Plaintiff’s attorney on cross-examination impeached defendant with statement that defendant had given to plaintiff’s attorney in his office. This practice was not condoned.

1946 Harris v. Diamond Constr. Co., 184 Va. 711, 36 S.E.2d 573.
While attorney has no authority to compromise his client’s claim without client’s consent, he has full authority to act on behalf of clients in conduct of litigation before court, and thus may make admissions or stipulations of fact.

1943 VEPCO v. Bowers, 181 Va. 542, 25 S.E.2d 361.
Attorney is agent of his client and has authority to take all lawful steps for protection of his client’s interests but his authority is not unlimited. Fact that lawyer is held in contempt of court for refusal to produce document in open court, per order of court, is not sufficient to strike that party’s defenses.

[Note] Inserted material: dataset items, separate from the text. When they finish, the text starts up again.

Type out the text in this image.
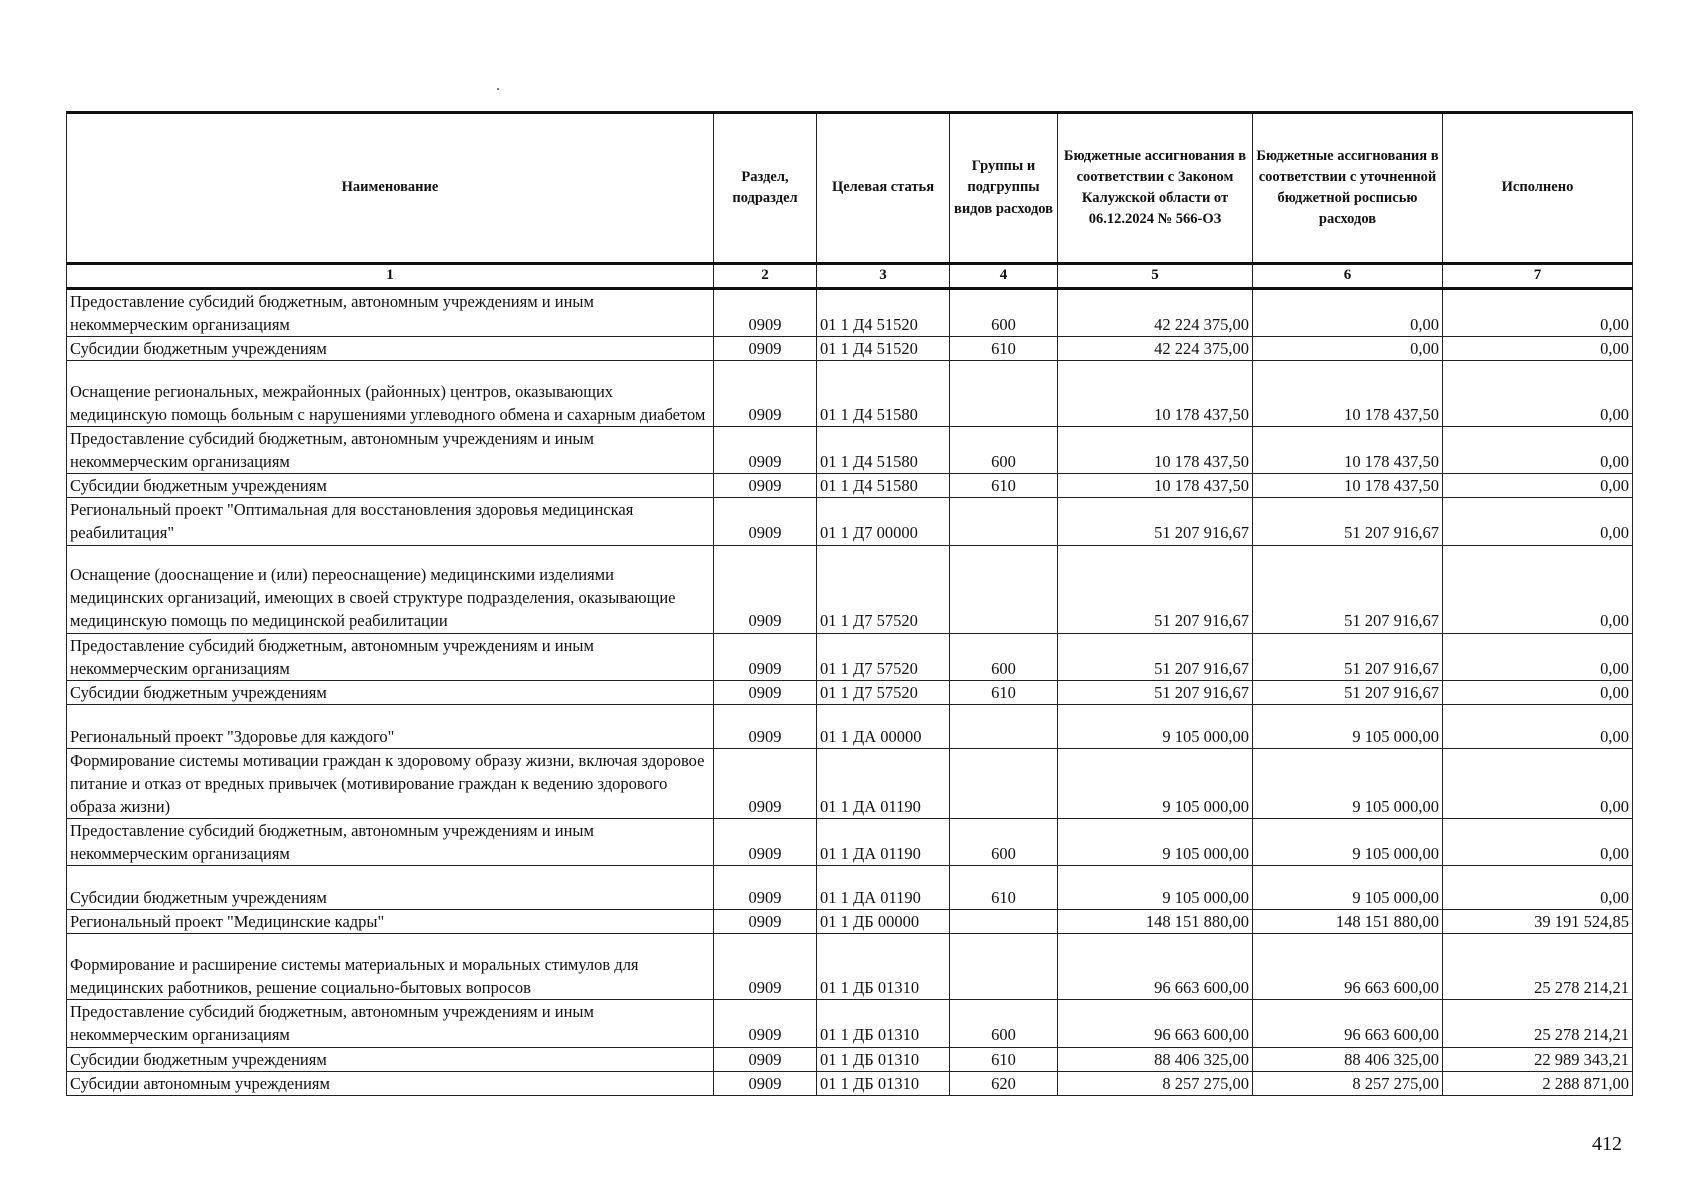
Наименование	Раздел, подраздел	Целевая статья	Группы и подгруппы видов расходов	Бюджетные ассигнования в соответствии с Законом Калужской области от 06.12.2024 № 566-ОЗ	Бюджетные ассигнования в соответствии с уточненной бюджетной росписью расходов	Исполнено
1	2	3	4	5	6	7
Предоставление субсидий бюджетным, автономным учреждениям и иным некоммерческим организациям	0909	01 1 Д4 51520	600	42 224 375,00	0,00	0,00
Субсидии бюджетным учреждениям	0909	01 1 Д4 51520	610	42 224 375,00	0,00	0,00
Оснащение региональных, межрайонных (районных) центров, оказывающих медицинскую помощь больным с нарушениями углеводного обмена и сахарным диабетом	0909	01 1 Д4 51580		10 178 437,50	10 178 437,50	0,00
Предоставление субсидий бюджетным, автономным учреждениям и иным некоммерческим организациям	0909	01 1 Д4 51580	600	10 178 437,50	10 178 437,50	0,00
Субсидии бюджетным учреждениям	0909	01 1 Д4 51580	610	10 178 437,50	10 178 437,50	0,00
Региональный проект "Оптимальная для восстановления здоровья медицинская реабилитация"	0909	01 1 Д7 00000		51 207 916,67	51 207 916,67	0,00
Оснащение (дооснащение и (или) переоснащение) медицинскими изделиями медицинских организаций, имеющих в своей структуре подразделения, оказывающие медицинскую помощь по медицинской реабилитации	0909	01 1 Д7 57520		51 207 916,67	51 207 916,67	0,00
Предоставление субсидий бюджетным, автономным учреждениям и иным некоммерческим организациям	0909	01 1 Д7 57520	600	51 207 916,67	51 207 916,67	0,00
Субсидии бюджетным учреждениям	0909	01 1 Д7 57520	610	51 207 916,67	51 207 916,67	0,00
Региональный проект "Здоровье для каждого"	0909	01 1 ДА 00000		9 105 000,00	9 105 000,00	0,00
Формирование системы мотивации граждан к здоровому образу жизни, включая здоровое питание и отказ от вредных привычек (мотивирование граждан к ведению здорового образа жизни)	0909	01 1 ДА 01190		9 105 000,00	9 105 000,00	0,00
Предоставление субсидий бюджетным, автономным учреждениям и иным некоммерческим организациям	0909	01 1 ДА 01190	600	9 105 000,00	9 105 000,00	0,00
Субсидии бюджетным учреждениям	0909	01 1 ДА 01190	610	9 105 000,00	9 105 000,00	0,00
Региональный проект "Медицинские кадры"	0909	01 1 ДБ 00000		148 151 880,00	148 151 880,00	39 191 524,85
Формирование и расширение системы материальных и моральных стимулов для медицинских работников, решение социально-бытовых вопросов	0909	01 1 ДБ 01310		96 663 600,00	96 663 600,00	25 278 214,21
Предоставление субсидий бюджетным, автономным учреждениям и иным некоммерческим организациям	0909	01 1 ДБ 01310	600	96 663 600,00	96 663 600,00	25 278 214,21
Субсидии бюджетным учреждениям	0909	01 1 ДБ 01310	610	88 406 325,00	88 406 325,00	22 989 343,21
Субсидии автономным учреждениям	0909	01 1 ДБ 01310	620	8 257 275,00	8 257 275,00	2 288 871,00
412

1943 Robertson v. Commonwealth, 181 Va. 520, 25 S.E.2d 352.
Statement made by employee to his employer in course of his ordinary duty, concerning recent accident and before litigation has been brought or threatened, is not privileged either in hands of employer or in hands of employer’s attorney. However, statement which is obtained for good faith purpose of being communicated to attorneys for advice or for use in litigation is privileged.